The Danish but Berlin-based architect created the homes for a sustainable housing development called Frikøbing, which is located around 60 kilometres inland from Copenhagen.
The affordable typologies, which cost approximately 15,000 DKK (£1,745) per square metre, are named The Green House and The Light House. The houses have slight variations but are both designed to make use of passive cooling and heating in a bid to reduce energy consumption in line with Frikøbing's principles.
The Green House is 82 square metres, with a 32-square-metre winter garden, and comes in at just under £200,000, while The Light House is a mono-pitched design with a plan of 135 square metres, making it £235,500.
Presently, just one of each house has been built, but Larsen has plans for others on the site.
"All future house designs in the area will be uniquely designed for individual families and their needs and budgets," he told Dezeen. "But all houses follow the same zoning plan for the area with high requirements of sustainability."

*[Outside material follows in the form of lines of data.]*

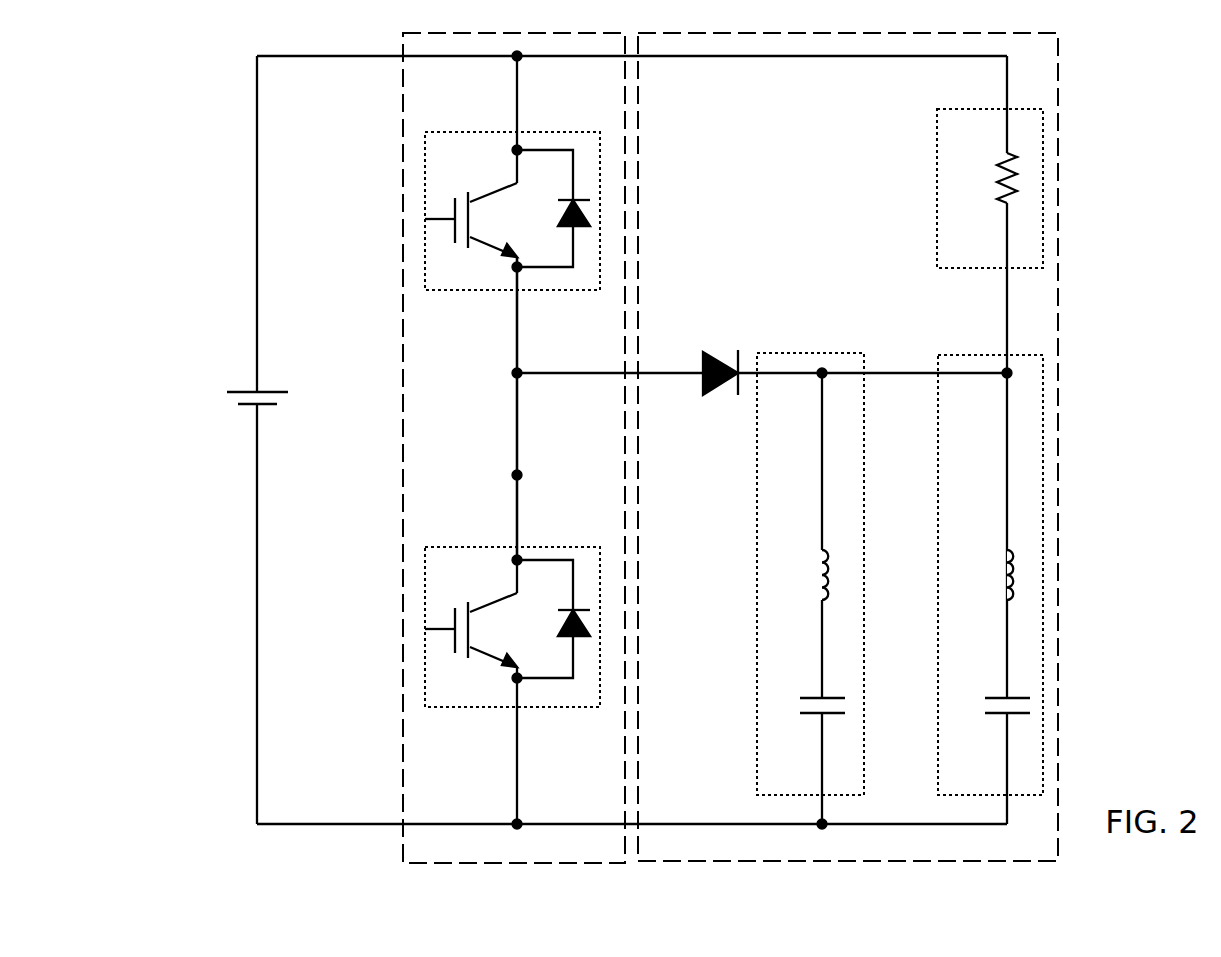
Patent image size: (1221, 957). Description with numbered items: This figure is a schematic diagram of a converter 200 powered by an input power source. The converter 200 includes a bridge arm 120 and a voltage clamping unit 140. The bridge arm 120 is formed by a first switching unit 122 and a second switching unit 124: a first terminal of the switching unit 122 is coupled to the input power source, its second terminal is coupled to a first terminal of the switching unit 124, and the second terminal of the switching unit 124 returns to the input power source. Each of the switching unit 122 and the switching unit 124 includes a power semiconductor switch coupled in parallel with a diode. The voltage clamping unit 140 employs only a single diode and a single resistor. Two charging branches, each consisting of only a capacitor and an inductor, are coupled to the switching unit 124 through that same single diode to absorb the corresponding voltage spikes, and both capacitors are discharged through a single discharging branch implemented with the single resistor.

The converter 200 is at (1197, 162).
The bridge arm 120 is at (403, 262).
The switching unit 122 is at (425, 187).
The switching unit 124 is at (425, 580).
The voltage clamping unit 140 is at (1058, 330).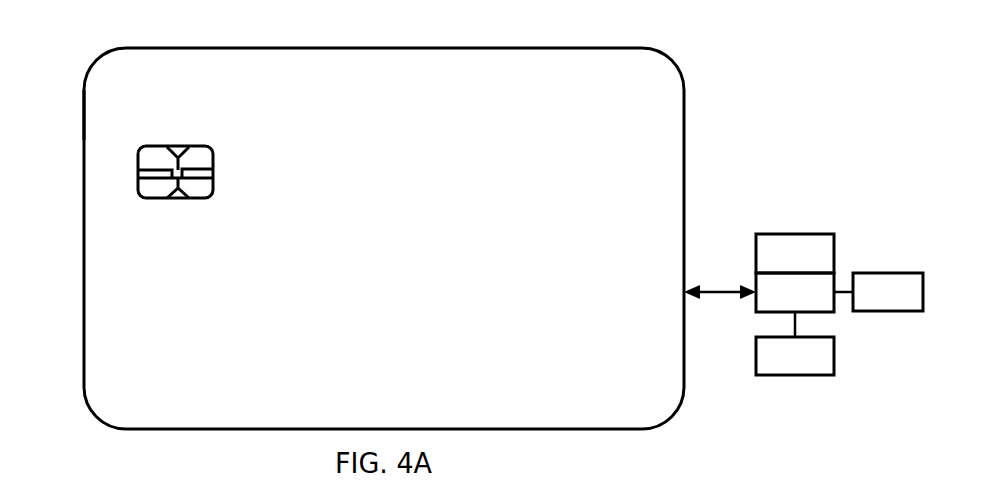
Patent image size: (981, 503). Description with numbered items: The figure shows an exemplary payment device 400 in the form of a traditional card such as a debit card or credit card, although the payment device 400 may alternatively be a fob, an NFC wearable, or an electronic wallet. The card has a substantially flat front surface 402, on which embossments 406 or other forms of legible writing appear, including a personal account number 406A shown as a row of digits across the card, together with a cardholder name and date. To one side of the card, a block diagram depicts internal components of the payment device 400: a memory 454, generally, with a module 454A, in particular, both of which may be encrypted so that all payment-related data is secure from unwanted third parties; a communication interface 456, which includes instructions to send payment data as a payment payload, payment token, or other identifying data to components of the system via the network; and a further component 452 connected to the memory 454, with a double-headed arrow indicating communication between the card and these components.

The payment device 400 is at (183, 48).
The front surface 402 is at (666, 159).
The personal account number (PAN) 406A is at (102, 286).
The embossments 406 is at (455, 388).
The antenna / transceiver component 452 is at (795, 253).
The memory 454 is at (795, 292).
The module 454A is at (878, 292).
The communication interface 456 is at (795, 343).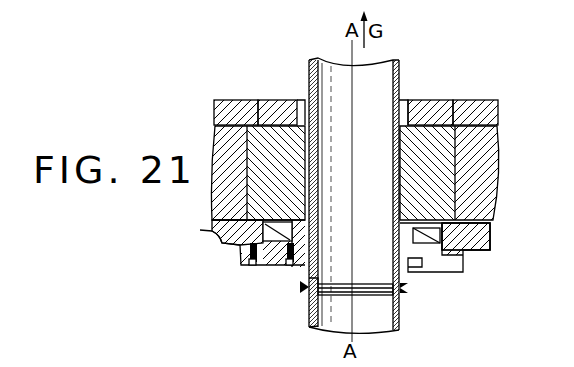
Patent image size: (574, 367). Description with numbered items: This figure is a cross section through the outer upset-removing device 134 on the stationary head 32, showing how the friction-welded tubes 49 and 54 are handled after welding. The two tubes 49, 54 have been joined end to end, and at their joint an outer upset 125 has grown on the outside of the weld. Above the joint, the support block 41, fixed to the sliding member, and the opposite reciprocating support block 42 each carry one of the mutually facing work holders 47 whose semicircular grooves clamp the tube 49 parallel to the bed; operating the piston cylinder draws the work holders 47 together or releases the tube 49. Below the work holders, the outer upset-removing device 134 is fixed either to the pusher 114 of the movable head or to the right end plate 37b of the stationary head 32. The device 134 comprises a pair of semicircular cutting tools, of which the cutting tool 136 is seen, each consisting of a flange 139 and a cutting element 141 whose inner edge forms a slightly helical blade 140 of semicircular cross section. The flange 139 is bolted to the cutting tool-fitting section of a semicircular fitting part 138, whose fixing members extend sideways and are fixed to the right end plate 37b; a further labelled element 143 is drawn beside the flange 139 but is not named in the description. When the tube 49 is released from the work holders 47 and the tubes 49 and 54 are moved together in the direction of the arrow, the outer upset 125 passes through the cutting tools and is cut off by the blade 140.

The stationary head 32 is at (221, 101).
The work holder 47 is at (258, 107).
The tube 49 is at (318, 76).
The support block 42 is at (212, 140).
The support block 41 is at (490, 170).
The pusher 114 is at (212, 232).
The right end plate 37b is at (350, 242).
The fitting part 138 is at (455, 272).
The flange 139 is at (276, 268).
The pin 143 is at (252, 268).
The outer upset-removing device 134 is at (260, 277).
The cutting tool 136 is at (303, 280).
The outer upset 125 is at (400, 289).
The blade 140 is at (312, 280).
The cutting element 141 is at (306, 280).
The tube 54 is at (306, 327).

"The development plan for the area has high demands on sustainability for construction materials, insulation, energy and air circulation," added Larsen.
The Light House, a three-bedroom residence with a large open-planning living area at its centre, is covered in planks of untreated larch.
The slanted roof creates a high ceiling over the living room, and space for a mezzanine-level guest bedroom or study. A high-level window coupled with bright white paintwork ensures this area is well lit.
Other irregularly placed windows are positioned to give residents a specific view of the landscape or to capture the sunlight at different points in the day. The windows are triple-glazed to help keep the internal temperature constant.
White-painted walls, concrete flooring and pale larch details help to reflect the light and create a uniform appearance throughout.
The Green House shares the same simple mono-pitched form, but features a lean-to glass house on its southern side. The generously sized winter garden makes up for the slightly smaller floor area of the main house and together they create a gabled form.
Like The Light House, it features a simple arrangement of rooms that Larsen devised to help keep construction costs low.
The bedrooms and bathroom are set at the northern side of the building, while the open-planned living space opens onto the glasshouse. The greenhouse is designed to collect the heat of the day and help to warm the house.
A mezzanine tucked above the kitchen makes the most of the tallest point of the ceiling and provides a movie-watching space. The whole space is lined in panels of birch plywood.
Sigurd Larsen recently completed another holiday home on the Swedish island of Gotland, which is made up from a number of mono-pithed roofs.